This turn is unique. I call it the “inside turn” because you are generally facing the inside of the pool, vice the wall, during the turn. As far as I can tell, this turn first showed up in Natalia Molchanova's 217 meter dynamic at the 2010 World Championships in Okinawa. She was using what was essentially a DOL-Fin ORCA-1 during that swim. Though her more recent turns resemble the inside turn in some ways, the turns you see here are definitely not push-off turns. The video of her dynamic does not showcase the turns very well, but you can see basically what she is doing. Look at the crazy distance she got on her first strokes off the wall - nothing wrong with that at all. In my video, I give you a closer look. Later, in the training video, I provide a more detailed study of this turn.
This is a very relaxing turn. It can be a bit wide though, so you have to be careful to do it in a way that does not entangle you with ladders and lane ropes. In my training with this turn, I have never had a problem with lane ropes, but ladders can get in the way a bit, so it is best to plan for them. To provide maximum flexibility in that regard, it is a good idea with this turn, and with the others as well, to learn them in both directions. I suspect though, that if this turn can be done with a normal monofin, that there would be less of a risk of the fin hooking onto something, just because of the monofin's shape.
This turn is probably the simplest of all of them to actutally do. There is very little longitudinal rotation on this one. If you rotate too much, it will make it harder and perhaps even uncomfortable to push off the wall with your hand. In any case, it is not really necessary. As you are approaching the wall, make sort of an L-shape with the fin and legs while moving the free hand to your side (not an armstroke unless you need it).
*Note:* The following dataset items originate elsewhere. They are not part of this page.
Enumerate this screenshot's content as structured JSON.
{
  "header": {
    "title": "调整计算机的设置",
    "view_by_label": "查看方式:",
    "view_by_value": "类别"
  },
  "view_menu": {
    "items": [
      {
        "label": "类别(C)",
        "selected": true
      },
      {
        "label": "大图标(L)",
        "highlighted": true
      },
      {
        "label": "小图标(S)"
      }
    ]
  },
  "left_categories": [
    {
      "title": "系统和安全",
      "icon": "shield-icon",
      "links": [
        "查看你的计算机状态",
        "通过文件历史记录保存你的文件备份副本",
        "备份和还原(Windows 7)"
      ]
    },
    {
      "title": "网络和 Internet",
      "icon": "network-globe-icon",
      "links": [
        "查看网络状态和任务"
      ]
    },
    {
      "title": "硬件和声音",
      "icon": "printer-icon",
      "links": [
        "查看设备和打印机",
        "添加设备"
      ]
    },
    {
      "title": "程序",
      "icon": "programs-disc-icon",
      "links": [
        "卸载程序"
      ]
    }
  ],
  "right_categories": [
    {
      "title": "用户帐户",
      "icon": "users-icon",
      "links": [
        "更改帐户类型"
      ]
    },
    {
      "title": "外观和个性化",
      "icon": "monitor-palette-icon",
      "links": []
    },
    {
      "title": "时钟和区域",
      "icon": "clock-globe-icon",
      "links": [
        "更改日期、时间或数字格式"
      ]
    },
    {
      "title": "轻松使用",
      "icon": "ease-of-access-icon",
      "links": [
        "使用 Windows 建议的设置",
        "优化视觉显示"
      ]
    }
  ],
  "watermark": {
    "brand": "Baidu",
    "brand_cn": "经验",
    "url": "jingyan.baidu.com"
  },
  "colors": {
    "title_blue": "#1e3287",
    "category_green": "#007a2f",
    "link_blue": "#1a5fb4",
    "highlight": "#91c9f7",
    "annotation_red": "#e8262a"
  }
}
At the same time, bend slightly but not uncomfortablly at the waist, while twisting your upper body slightly in the direction you are turning, also not uncomfortably. These motions will start the turn. With your push-off hand, push off the wall in a way that continues the turning arc while also pushing you away from the wall. Your momentum will then carry you away from the wall as you use your non-push-off arm to execute a stroke to complete putting you into proper alignment with the pool. As the fin comes completely around, it will flow nicely into a proper upstroke. At that point you can execute whatever stroke you are inclined to do. Arm recovery can be done then or perhaps concurrent with the second kick-kick-glide as you see in the training video. In terms of metrics, I have found that I end up a greater distance down the pool after the second kick-kick-glide when I recover my arms later rather than earlier. Fin motion in this turn, as you can see, is not complicated at all. Once you shape the fin and legs correctly, the fin will easily follow your feet around the turn, almost like a very extended upstroke.
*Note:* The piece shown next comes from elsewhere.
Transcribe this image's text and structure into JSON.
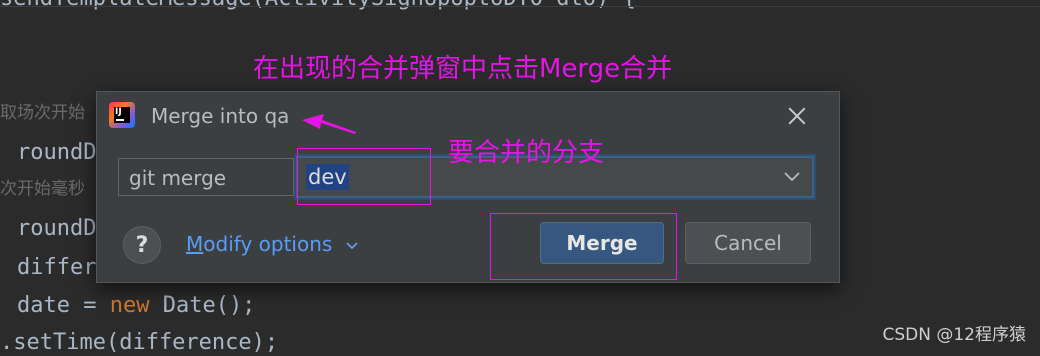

There are a few advantages to this turn -
First, because you naturally flow into a normal upstroke at the end of the turn, it is easier to keep the fin submerged, especially as compared with a Katarina turn or outside turn, and particularly in shallow water. This natural upstroke also reduces the power required on the following downstroke, contributing to the efficiency of the turn.
Second, this turn uses little vertical space, so it excels in shallow pools, and can even be done on the surface. About the worst that can happen is that you might be dragging the side of the fin on the bottom a bit around the turn.
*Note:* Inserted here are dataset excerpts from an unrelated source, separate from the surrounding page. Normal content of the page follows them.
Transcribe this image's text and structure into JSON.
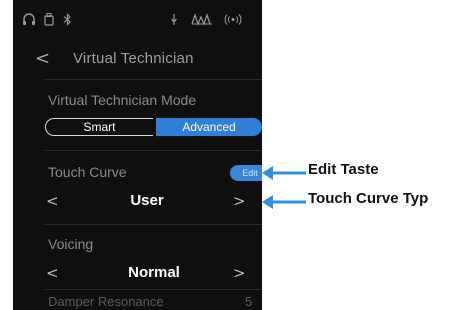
{
  "status_icons": [
    {
      "name": "headphones-icon",
      "glyph": "∩"
    },
    {
      "name": "usb-storage-icon",
      "glyph": "▯"
    },
    {
      "name": "bluetooth-icon",
      "glyph": "∗"
    },
    {
      "name": "microphone-icon",
      "glyph": "↓"
    },
    {
      "name": "metronome-icon",
      "glyph": "⌇"
    },
    {
      "name": "wireless-icon",
      "glyph": "((•))"
    }
  ],
  "header": {
    "back_glyph": "<",
    "title": "Virtual Technician"
  },
  "mode": {
    "label": "Virtual Technician Mode",
    "options": [
      "Smart",
      "Advanced"
    ],
    "selected": "Advanced"
  },
  "touch_curve": {
    "label": "Touch Curve",
    "edit_label": "Edit",
    "value": "User",
    "prev_glyph": "<",
    "next_glyph": ">"
  },
  "voicing": {
    "label": "Voicing",
    "value": "Normal",
    "prev_glyph": "<",
    "next_glyph": ">"
  },
  "next_row": {
    "label": "Damper Resonance",
    "value": "5"
  },
  "callouts": [
    {
      "label": "Edit Taste"
    },
    {
      "label": "Touch Curve Typ"
    }
  ],
  "colors": {
    "screen_bg": "#0f0f10",
    "accent": "#2f7fd6",
    "callout_arrow": "#2f8fe0"
  }
}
Third, this is a very low-energy turn compared with most of the others. There is really nothing much going on during the turn except for the hand push-off and the free hand stroke. Also, because of the speed you have coming off the wall, the natural upstroke mentioned before, and the fairly streamlined position and attitude you end up in, little more than a normal stroke is required after the turn to get you going.
Fourth, while there is possible minimal contact between the side of the fin and the bottom or even the wall of the pool during this turn, there little probability of damage to the fin. This because the sides of most monofins are better reinforced than the trailing edges, and the fin is dragged almost gently around the turn. Little force is applied to the fin until after the turn is complete and it is well away from the wall. As you can see in my videos, the fin is probably about a meter off the wall when I do the first stroke.
Finally, as I mentioned in the first paragraph of this article, look at the crazy distance Natalia was getting on her first strokes off the wall. It is difficult to compare this turn with others, because unlike the push-off and outside turns, the inside turn has no hard push or stroke off the wall. Still, in Natalia's video, she did about 8 kick-kick-glides per lap during her dynamic - pretty amazing, if you ask me.
So far, I have only seen this turn done with the DOL-Fin class of fin, manufactured by Smith Aerospace. It remains to be seen whether it can be done with a normal monofin, but I see nothing in the motion that precludes it.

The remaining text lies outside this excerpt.